Neuromodulation – An Introduction
As director of interventional pain management and the Interventional Spine Center at Elliot Hospital, Dr. Brian Klagges performs a variety of procedures to relieve patients’ pain. In doing so, Brian Klagges, MD, draws on an in-depth knowledge of such advanced techniques as neuromodulation.
A treatment for intractable pain since the 1960s, neuromodulation uses implanted devices to manipulate nervous system activity. Many such devices are known as neurostimulators, which means that they work by altering the electrical impulses that govern the nervous system. One common such technique is spinal cord stimulation, which requires a surgeon to place an electrode in the body next to the spinal cord. This electrode generates a gentle current that blocks pain signals along the spinal cod.
Physicians may also place such electrodes along the sacral nerve, which is located in the pelvic area and responsible for many forms of pelvic pain.

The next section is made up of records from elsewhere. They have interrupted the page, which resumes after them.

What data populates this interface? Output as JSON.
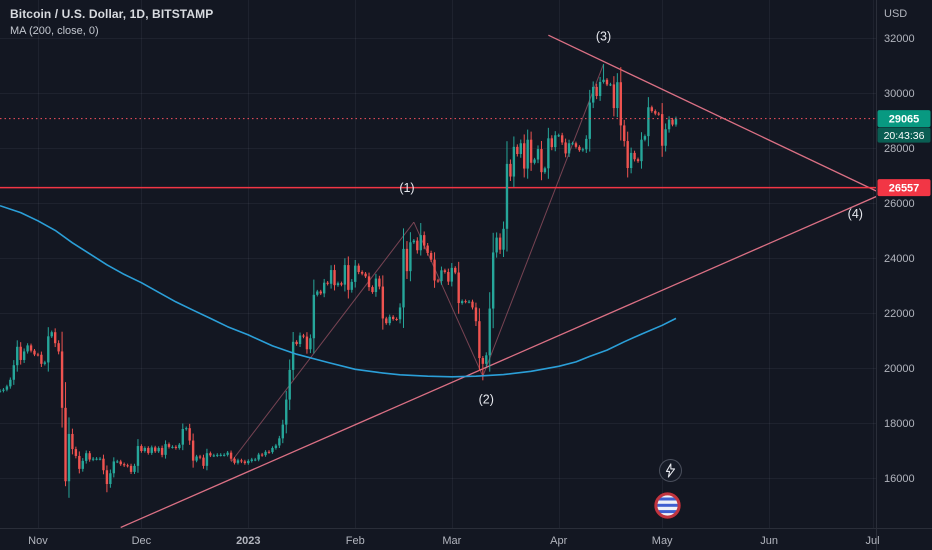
{
  "header": {
    "title": "Bitcoin / U.S. Dollar, 1D, BITSTAMP",
    "indicator": "MA (200, close, 0)"
  },
  "axis": {
    "currency_label": "USD",
    "price_ticks": [
      32000,
      30000,
      28000,
      26000,
      24000,
      22000,
      20000,
      18000,
      16000
    ],
    "time_ticks": [
      {
        "label": "Nov",
        "i": 11,
        "major": false
      },
      {
        "label": "Dec",
        "i": 41,
        "major": false
      },
      {
        "label": "2023",
        "i": 72,
        "major": true
      },
      {
        "label": "Feb",
        "i": 103,
        "major": false
      },
      {
        "label": "Mar",
        "i": 131,
        "major": false
      },
      {
        "label": "Apr",
        "i": 162,
        "major": false
      },
      {
        "label": "May",
        "i": 192,
        "major": false
      },
      {
        "label": "Jun",
        "i": 223,
        "major": false
      },
      {
        "label": "Jul",
        "i": 253,
        "major": false
      }
    ]
  },
  "buttons": {
    "lightning_icon": "lightning-bolt-icon",
    "logo_icon": "brand-roundel-icon"
  },
  "chart_data": {
    "type": "candlestick",
    "title": "Bitcoin / U.S. Dollar",
    "interval": "1D",
    "exchange": "BITSTAMP",
    "bg_color": "#131722",
    "grid_color": "rgba(240,243,250,0.055)",
    "up_color": "#26a69a",
    "down_color": "#ef5350",
    "ylim": [
      14180,
      33380
    ],
    "xlim_index": [
      0,
      254
    ],
    "first_open": 19160,
    "closes": [
      19170,
      19210,
      19330,
      19570,
      20100,
      20770,
      20290,
      20600,
      20820,
      20630,
      20490,
      20480,
      20150,
      20200,
      21150,
      21300,
      20900,
      20600,
      18550,
      15880,
      17600,
      17050,
      16800,
      16330,
      16620,
      16900,
      16670,
      16700,
      16700,
      16700,
      16280,
      15780,
      16170,
      16600,
      16600,
      16500,
      16460,
      16440,
      16220,
      16440,
      17160,
      16980,
      17090,
      16910,
      17110,
      16970,
      17090,
      16840,
      17230,
      17130,
      17130,
      17090,
      17210,
      17780,
      17810,
      17360,
      16630,
      16780,
      16740,
      16440,
      16900,
      16820,
      16820,
      16840,
      16840,
      16840,
      16920,
      16700,
      16550,
      16640,
      16600,
      16540,
      16620,
      16670,
      16670,
      16850,
      16830,
      16950,
      16940,
      17090,
      17180,
      17440,
      17940,
      18850,
      19930,
      20950,
      20870,
      21180,
      21140,
      20680,
      21080,
      22660,
      22780,
      22710,
      23100,
      23060,
      23560,
      23010,
      23080,
      23030,
      23740,
      22840,
      23130,
      23720,
      23490,
      23430,
      23330,
      22940,
      22760,
      23250,
      22960,
      21800,
      21630,
      21860,
      21780,
      21770,
      22200,
      24330,
      23520,
      24570,
      24630,
      24280,
      24830,
      24450,
      24180,
      23940,
      23180,
      23160,
      23550,
      23490,
      23140,
      23640,
      23470,
      22360,
      22430,
      22410,
      22410,
      22200,
      21700,
      20360,
      20150,
      20460,
      22160,
      24200,
      24740,
      24300,
      25060,
      27420,
      26960,
      28040,
      27780,
      28170,
      27250,
      28300,
      27460,
      27580,
      27960,
      27120,
      27260,
      28350,
      28030,
      28460,
      28460,
      28200,
      27800,
      28170,
      28170,
      28040,
      27920,
      27950,
      28330,
      29650,
      30220,
      29890,
      30400,
      30480,
      30310,
      30310,
      29450,
      30390,
      28820,
      28250,
      27270,
      27820,
      27590,
      27520,
      28300,
      28430,
      29480,
      29340,
      29250,
      29230,
      28080,
      28680,
      29030,
      28850,
      29065
    ],
    "wick_overrides": {
      "19": {
        "low": 15700
      },
      "31": {
        "low": 15480
      },
      "122": {
        "high": 25270
      },
      "140": {
        "low": 19550
      },
      "175": {
        "high": 31050
      }
    },
    "ma200": {
      "period": 200,
      "source": "close",
      "offset": 0,
      "color": "#2b9fd8",
      "points": [
        [
          0,
          25900
        ],
        [
          6,
          25650
        ],
        [
          11,
          25350
        ],
        [
          16,
          25000
        ],
        [
          21,
          24550
        ],
        [
          26,
          24150
        ],
        [
          31,
          23750
        ],
        [
          36,
          23400
        ],
        [
          41,
          23100
        ],
        [
          46,
          22750
        ],
        [
          51,
          22400
        ],
        [
          56,
          22100
        ],
        [
          61,
          21800
        ],
        [
          66,
          21500
        ],
        [
          72,
          21200
        ],
        [
          79,
          20800
        ],
        [
          86,
          20500
        ],
        [
          95,
          20200
        ],
        [
          103,
          19950
        ],
        [
          110,
          19830
        ],
        [
          116,
          19750
        ],
        [
          124,
          19700
        ],
        [
          131,
          19680
        ],
        [
          138,
          19700
        ],
        [
          146,
          19760
        ],
        [
          154,
          19880
        ],
        [
          162,
          20060
        ],
        [
          167,
          20220
        ],
        [
          171,
          20420
        ],
        [
          176,
          20650
        ],
        [
          181,
          20950
        ],
        [
          186,
          21230
        ],
        [
          192,
          21550
        ],
        [
          196,
          21800
        ]
      ]
    },
    "trendlines": [
      {
        "name": "ascending-support-trendline",
        "from": [
          35,
          14200
        ],
        "to": [
          258,
          26450
        ],
        "color": "#f17a8f",
        "width": 1.3
      },
      {
        "name": "descending-resistance-trendline",
        "from": [
          159,
          32100
        ],
        "to": [
          258,
          26200
        ],
        "color": "#f17a8f",
        "width": 1.3
      }
    ],
    "wave_line_color": "#f17a8f",
    "wave_lines": [
      {
        "from": [
          67,
          16580
        ],
        "to": [
          120,
          25300
        ]
      },
      {
        "from": [
          120,
          25300
        ],
        "to": [
          140,
          19700
        ]
      },
      {
        "from": [
          140,
          19700
        ],
        "to": [
          175,
          31050
        ]
      }
    ],
    "wave_labels": [
      {
        "text": "(1)",
        "i": 118,
        "price": 26550
      },
      {
        "text": "(2)",
        "i": 141,
        "price": 18850
      },
      {
        "text": "(3)",
        "i": 175,
        "price": 32050
      },
      {
        "text": "(4)",
        "i": 248,
        "price": 25600
      }
    ],
    "price_lines": [
      {
        "price": 29065,
        "color": "#f7525f",
        "dash": "1.5 3",
        "width": 1,
        "over_candles": true,
        "badge": {
          "label": "29065",
          "bg": "#089981",
          "text_color": "#ffffff",
          "countdown": "20:43:36",
          "countdown_bg": "#0a5e53"
        }
      },
      {
        "price": 26557,
        "color": "#f23645",
        "dash": "",
        "width": 1.5,
        "over_candles": false,
        "badge": {
          "label": "26557",
          "bg": "#f23645",
          "text_color": "#ffffff"
        }
      }
    ]
  }
}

Intraspinal nerve root stimulation, which involves an electrode placed near the nerve root of the spine, addresses pain in the pelvic region as well as in the abdominal area. A final type, peripheral nerve stimulation, may offer relief for more distal processes.
There are also a number of neuromodulation processes that involve targeted medication delivery rather than nerve stimulation. These require the implantation of drug pumps rather than electrodes and allow for the deliver of significantly smaller doses. Such dosing may also reduce the likelihood of side effects, while potentially leading to more effective pain relief.